I approached Dr. Buckingham after his talk to ask – is it sane for us to be up as much as we are at night, with a T1D 3-year-old? “Oh,” his face fell. “The little ones are so volatile.” Sigh. Which led me to the keeping-your-sanity session –

It’s Not Just a Numbers Game (Joe Solowiejczyk)

This was the first time I’d heard Joe speak, and I laughed so hard I cried through most of his talk. If you haven’t heard him, check out his presentation on CWD!

He talked about finding balance between giving yourself a break (like scheduling “diabetes depression days”)   and making care a non-negotiable with kids.

“What do you say when they say they don’t want to test, because it hurts?” one parent asked. “Of course it hurts!” he bellowed in a thick Long Island accent. “If you enjoy this, you’re sick, and you need help! But they need to do it. They need to test, write down their BGs, and take their boluses.”

“How do you respond to the teenage ‘You just don’t get it?'” another parent asked.  “Don’t make the mistake of treating her as a rational human,” Joe shot back, “She is not! You don’t need her good housekeeping seal of approval! You say, you’re right, my darling, I don’t, and I don’t care.”

He wasn’t a complete hard-ass either, though. Other suggestions for helping kids deal included driving over their (back-up) glucose meter in front of them and saying, “Wow, that felt good!”; praising them for having a meltdown about diabetes (feeling safe enough to do so); and the hardest – ff your kid worries, don’t tell him not to worry. Tell him hoe brave he is, and that sometimes you worry, too. Allow kids to have their feelings, but don’t try to fix it. Just be there for them. That’s the hardest and easiest part of parenting a kid with T1D.

Et Tu, Peanuts?

Last year Luke was diagnosed with asthma (a dramatic attack sent us into ERs twice over one weekend, and the systemic steroids sent BGs skyrocketing) and borderline allergy to peanuts.

When we checked in with the allergist on peanuts this year, the test came back: yup, we do need that epipen in the emergency kit. Ah, well – one more shot to add to the collection.

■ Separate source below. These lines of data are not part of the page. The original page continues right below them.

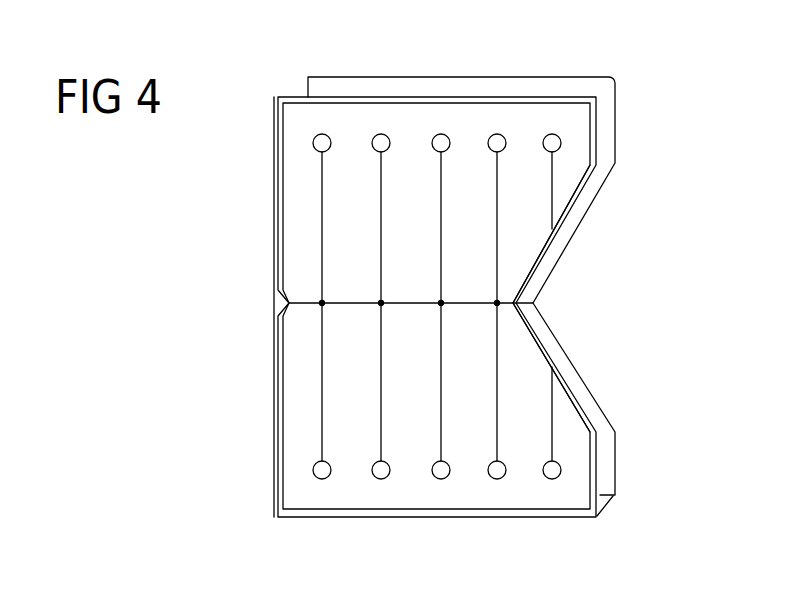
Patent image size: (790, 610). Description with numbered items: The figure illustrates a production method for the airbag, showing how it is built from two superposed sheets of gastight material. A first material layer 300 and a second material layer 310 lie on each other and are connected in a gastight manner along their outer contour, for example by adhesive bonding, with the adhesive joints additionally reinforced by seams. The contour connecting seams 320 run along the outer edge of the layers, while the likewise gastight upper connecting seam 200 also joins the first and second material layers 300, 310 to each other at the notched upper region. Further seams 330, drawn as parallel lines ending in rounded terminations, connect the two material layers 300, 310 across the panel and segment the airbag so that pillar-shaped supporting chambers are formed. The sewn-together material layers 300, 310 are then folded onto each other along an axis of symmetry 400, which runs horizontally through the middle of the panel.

The first material layer 300 is at (530, 120).
The second material layer 310 is at (620, 120).
The contour connecting seams 320 is at (272, 353).
The further seams 330 is at (383, 382).
The upper connecting seam 200 is at (527, 297).
The axis of symmetry 400 is at (533, 303).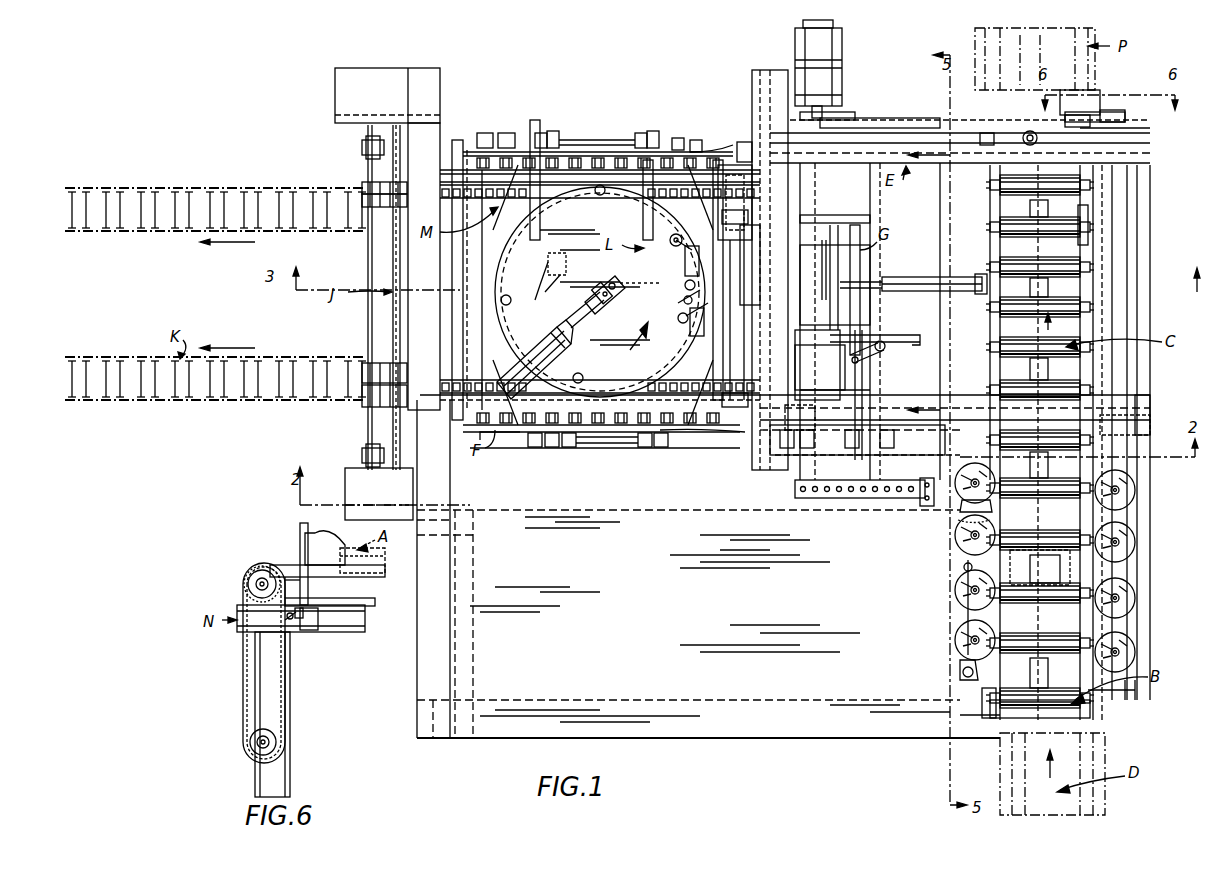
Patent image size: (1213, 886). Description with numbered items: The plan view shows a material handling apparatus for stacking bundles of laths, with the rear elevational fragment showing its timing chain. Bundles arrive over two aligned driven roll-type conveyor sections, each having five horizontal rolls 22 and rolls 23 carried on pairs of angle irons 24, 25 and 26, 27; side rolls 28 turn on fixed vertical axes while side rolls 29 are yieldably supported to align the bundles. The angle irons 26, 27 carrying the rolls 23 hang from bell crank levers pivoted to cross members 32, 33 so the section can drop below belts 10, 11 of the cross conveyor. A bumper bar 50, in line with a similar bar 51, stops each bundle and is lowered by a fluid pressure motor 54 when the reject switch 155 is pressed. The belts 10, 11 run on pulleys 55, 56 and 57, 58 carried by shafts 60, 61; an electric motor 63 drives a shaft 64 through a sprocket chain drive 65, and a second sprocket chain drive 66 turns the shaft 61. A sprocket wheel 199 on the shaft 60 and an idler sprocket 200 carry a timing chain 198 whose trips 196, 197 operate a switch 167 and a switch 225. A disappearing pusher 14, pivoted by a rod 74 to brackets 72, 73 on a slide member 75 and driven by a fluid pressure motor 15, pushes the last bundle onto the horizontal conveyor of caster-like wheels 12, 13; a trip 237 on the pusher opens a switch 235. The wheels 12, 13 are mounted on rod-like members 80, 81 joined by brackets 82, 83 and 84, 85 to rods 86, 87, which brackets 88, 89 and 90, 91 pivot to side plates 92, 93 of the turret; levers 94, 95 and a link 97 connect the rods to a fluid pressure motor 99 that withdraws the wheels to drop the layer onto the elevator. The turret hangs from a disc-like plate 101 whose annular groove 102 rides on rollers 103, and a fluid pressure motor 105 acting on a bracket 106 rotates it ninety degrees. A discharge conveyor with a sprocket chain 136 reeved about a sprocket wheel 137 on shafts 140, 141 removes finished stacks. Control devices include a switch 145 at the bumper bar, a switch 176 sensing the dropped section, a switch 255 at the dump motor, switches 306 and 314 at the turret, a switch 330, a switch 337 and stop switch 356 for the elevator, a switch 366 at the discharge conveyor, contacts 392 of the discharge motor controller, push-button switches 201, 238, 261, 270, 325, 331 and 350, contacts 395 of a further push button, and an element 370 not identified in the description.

In FIG. 1, the belt 10 is at (960, 418).
In FIG. 1, the belt 11 is at (940, 170).
In FIG. 6, the belt 11 is at (290, 565).
In FIG. 1, the caster-like wheel 12 is at (738, 438).
In FIG. 1, the caster-like wheel 13 is at (716, 142).
In FIG. 1, the disappearing pusher 14 is at (818, 268).
In FIG. 1, the fluid pressure motor 15 is at (912, 275).
In FIG. 1, the horizontal roll 22 is at (1060, 530).
In FIG. 1, the horizontal roll 23 is at (1025, 262).
In FIG. 1, the angle iron 24 is at (990, 712).
In FIG. 1, the angle iron 25 is at (1095, 625).
In FIG. 1, the angle iron 26 is at (995, 368).
In FIG. 1, the angle iron 27 is at (1085, 290).
In FIG. 1, the edge roll 28 is at (1137, 495).
In FIG. 1, the edge roll 29 is at (960, 475).
In FIG. 1, the cross member 32 is at (1110, 305).
In FIG. 1, the cross member 33 is at (985, 350).
In FIG. 1, the bumper bar 50 is at (1010, 133).
In FIG. 6, the bumper bar 50 is at (310, 540).
In FIG. 1, the bar 51 is at (890, 128).
In FIG. 1, the fluid pressure motor 54 is at (1030, 132).
In FIG. 1, the pulley 55 is at (1148, 400).
In FIG. 1, the pulley 56 is at (805, 410).
In FIG. 1, the pulley 57 is at (1148, 160).
In FIG. 1, the pulley 58 is at (800, 170).
In FIG. 1, the shaft 60 is at (1137, 320).
In FIG. 1, the shaft 61 is at (803, 198).
In FIG. 1, the electric motor 63 is at (843, 52).
In FIG. 1, the shaft 64 is at (866, 402).
In FIG. 1, the sprocket chain drive 65 is at (830, 115).
In FIG. 1, the sprocket chain drive 66 is at (820, 458).
In FIG. 1, the bracket 72 is at (820, 367).
In FIG. 1, the bracket 73 is at (800, 230).
In FIG. 1, the rod 74 is at (788, 326).
In FIG. 1, the slide member 75 is at (862, 266).
In FIG. 1, the rod-like member 80 is at (710, 438).
In FIG. 1, the rod-like member 81 is at (697, 140).
In FIG. 1, the bracket 82 is at (662, 448).
In FIG. 1, the bracket 83 is at (551, 448).
In FIG. 1, the bracket 84 is at (658, 131).
In FIG. 1, the bracket 85 is at (545, 133).
In FIG. 1, the rod 86 is at (610, 445).
In FIG. 1, the rod 87 is at (590, 140).
In FIG. 1, the bracket 88 is at (645, 448).
In FIG. 1, the bracket 89 is at (568, 448).
In FIG. 1, the bracket 90 is at (642, 133).
In FIG. 1, the bracket 91 is at (560, 131).
In FIG. 1, the side plate 92 is at (683, 440).
In FIG. 1, the side plate 93 is at (680, 138).
In FIG. 1, the lever 94 is at (535, 450).
In FIG. 1, the lever 95 is at (532, 122).
In FIG. 6, the lever 95 is at (255, 568).
In FIG. 1, the link 97 is at (600, 292).
In FIG. 1, the fluid pressure motor 99 is at (540, 330).
In FIG. 1, the disc-like plate 101 is at (640, 285).
In FIG. 1, the annular groove 102 is at (665, 232).
In FIG. 1, the roller 103 is at (600, 195).
In FIG. 1, the fluid pressure motor 105 is at (552, 345).
In FIG. 1, the bracket 106 is at (680, 300).
In FIG. 1, the sprocket chain 136 is at (665, 242).
In FIG. 1, the sprocket wheel 137 is at (378, 405).
In FIG. 1, the shaft 140 is at (748, 318).
In FIG. 1, the shaft 141 is at (395, 250).
In FIG. 1, the switch 145 is at (1085, 215).
In FIG. 1, the reject switch 155 is at (803, 499).
In FIG. 1, the switch 167 is at (1090, 100).
In FIG. 6, the switch 167 is at (320, 622).
In FIG. 1, the switch 176 is at (1100, 243).
In FIG. 6, the trip 196 is at (243, 675).
In FIG. 1, the trip 197 is at (1118, 118).
In FIG. 6, the trip 197 is at (292, 630).
In FIG. 6, the timing chain 198 is at (243, 703).
In FIG. 6, the sprocket wheel 199 is at (248, 587).
In FIG. 6, the idler sprocket 200 is at (250, 744).
In FIG. 1, the push-button switch 201 is at (815, 500).
In FIG. 1, the switch 225 is at (1070, 126).
In FIG. 1, the switch 235 is at (855, 372).
In FIG. 1, the trip 237 is at (912, 334).
In FIG. 1, the push-button switch 238 is at (827, 500).
In FIG. 1, the switch 255 is at (560, 258).
In FIG. 1, the push button switch 261 is at (839, 500).
In FIG. 1, the counter start push button switch 270 is at (851, 500).
In FIG. 1, the switch 306 is at (688, 324).
In FIG. 1, the switch 314 is at (685, 262).
In FIG. 1, the reset push button switch 325 is at (863, 500).
In FIG. 1, the switch 330 is at (744, 142).
In FIG. 1, the push button switch 331 is at (875, 500).
In FIG. 1, the switch 337 is at (508, 133).
In FIG. 1, the push button switch 350 is at (887, 500).
In FIG. 1, the elevator motor stop switch 356 is at (899, 500).
In FIG. 1, the switch 366 is at (500, 445).
In FIG. 1, the cam 370 is at (480, 133).
In FIG. 1, the contacts 392 is at (911, 500).
In FIG. 1, the contacts 395 is at (924, 501).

On the way back from the doctor’s, I tried to translate “peanut allergy” into just-turned-three speak.

“Peanuts will make you sick, bud. Milk makes dad sick, and cats make me sick.”

He started sobbing, “But I want peanuts!” (He’s had peanuts just once, but never mind.) I’m not sure whether it was his toddler self crying to get his way or an older self we sometimes catch glimpses of – a kid who senses his life has lies a bit closer to the edge and has more constraints than most. Sometimes Luke’s tantrums seem like tornadoes or hurricanes to have a quiet eye at the center, where he withdraws to assess.

As I talked him down (everyone has things that make them sick, and you just have to know what they are; blah, blah, blah), his mind turned to more interesting possibilities:

“Cats make you sick in you tummy?” He asked and started giggling. “Mommy, you EAT cats?”

Now we were back in familiar little boy territory. Whew.